Sehen Sie Hindernisse für die Zustimmung der Mitgliedstaaten zum Green Deal?

“Es ist im Moment sehr wichtig, dass sich Europa als Führungskraft etabliert und Ehrgeiz zeigt. So, wie das in der Vergangenheit schon geschehen ist. Aber es hat diese Führungsrolle ein wenig verloren. Europa muss seine Anstrengungen wirklich verstärken. Ich denke, das erfordert eine starke Bewegung innerhalb der verschiedenen Länder der EU, die die Führungskräfte ermutigt, zu verstehen, dass wir über eine sichere Zukunft für unsere Kinder und Enkelkinder sprechen. Europa muss die Führung übernehmen. Dafür tragen wir eine historische Verantwortung. Wir sind auch in der Lage, diese Führung zu übernehmen. Wir haben Volkswirtschaften, die den Energiewandel anführen können und meiner Meinung nach anführen sollten. Andernfalls werden wir uns zunehmend mit Verwerfungen innerhalb der Gesellschaft auseinandersetzen müssen. Die Menschen tolerieren kein “business as usual” mehr. Diese Umbrüche können viele Formen annehmen. Sie können sich in einer zunehmenden Anzahl von Klagen gegen Unternehmen, dem Druck der Aktionäre auf Unternehmen oder in Bewegungen manifestieren, die sich wie Extinction Rebellion erheben. Es können Gewinnwarnungen von Investoren an Unternehmen sein, die auf eine Gefährdung durch bestimmte Risiken hinweisen. Wenn wir keinen ehrgeizigen Green Deal bekommen, werden wir weitere Umbrüche erleben.”

Aber innerhalb der verschiedenen EU-Mitgliedstaaten gibt es auch Bewegungen und politische Parteien, die nicht glauben, dass es einen Klimawandel gibt und die sich einem so ehrgeizigen Green Deal widersetzen werden.

“Das ist richtig. Der Populismus nimmt zu. Es gibt Gegenwind. Aber junge Menschen betrachten vor allem die Naturwissenschaften. Und die Wissenschaft ist eindeutig in ihren Aussagen. Ich denke, das wird entscheidend sein.
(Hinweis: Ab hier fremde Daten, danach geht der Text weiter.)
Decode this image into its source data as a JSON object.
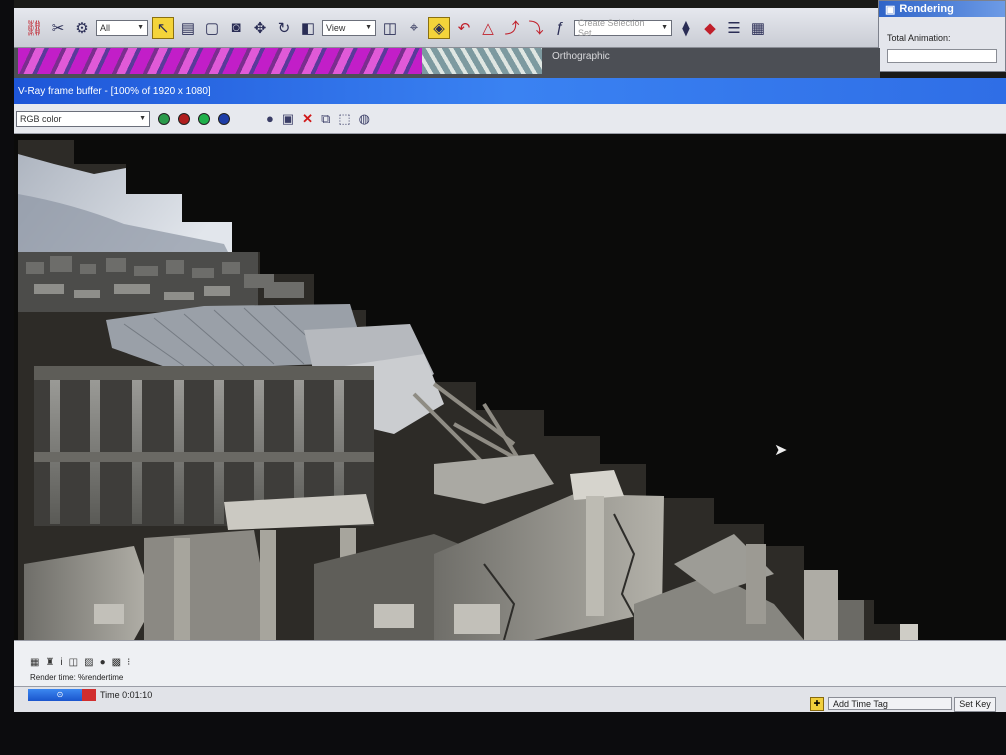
{
  "toolbar": {
    "filter_value": "All",
    "view_value": "View",
    "selection_set_placeholder": "Create Selection Set",
    "icons": [
      "link-icon",
      "unlink-icon",
      "bind-icon",
      "select-icon",
      "select-by-name-icon",
      "rect-select-icon",
      "window-crossing-icon",
      "move-icon",
      "rotate-icon",
      "scale-icon",
      "pivot-icon",
      "snap-icon",
      "angle-snap-icon",
      "percent-snap-icon",
      "spinner-snap-icon",
      "named-sets-icon",
      "mirror-icon",
      "align-icon",
      "layers-icon",
      "curve-editor-icon"
    ]
  },
  "render_panel": {
    "title": "Rendering",
    "total_animation_label": "Total Animation:"
  },
  "viewport": {
    "label": "Orthographic"
  },
  "frame_buffer": {
    "title": "V-Ray frame buffer - [100% of 1920 x 1080]",
    "channel_value": "RGB color",
    "channel_dots": [
      "#2a9a4a",
      "#b01e1e",
      "#1fb04a",
      "#1e3ea8"
    ],
    "tool_icons": [
      "save-icon",
      "clear-icon",
      "compare-icon",
      "region-icon",
      "render-icon",
      "stamp-icon"
    ]
  },
  "status": {
    "render_time_label": "Render time: %rendertime",
    "time_label": "Time  0:01:10",
    "add_time_tag_label": "Add Time Tag",
    "set_key_label": "Set Key"
  },
  "colors": {
    "title_blue": "#2f6ee6",
    "highlight_yellow": "#f4d43a",
    "render_background": "#0b0b0a"
  }
}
Ich wurde gebeten, die Schirmherrin des International Science Council zu sein. Dies ist ein Rat, der im vergangenen Jahr durch die Zusammenlegung des Internationalen Wissenschaftsrates und des Internationalen Rates für Sozialwissenschaften geschaffen wurde. Dabei geht es darum, die Naturwissenschaften und die Sozialwissenschaften zusammenzubringen. Das ist sehr wichtig, denn dieser Rat ist ein Organ, das die Stimme der Wissenschaft auf globaler Ebene sein will. Ich bin sehr stark davon überzeugt, dass wir weiterhin an die Wissenschaft glauben müssen. Dass wir die Wissenschaft unter allen Umständen im Auge behalten müssen. Wissenschaft ist die Antwort auf die Frage, wie wir mit dem Klimawandel umgehen sollen. Die Berichte sagen uns zunehmend, dass das Klimaproblem dringender ist, als ursprünglich angenommen und dass sich das Klima schneller verändert. Wir müssen wachsam sein und aufpassen, wie wir mit dieser Situation umgehen.”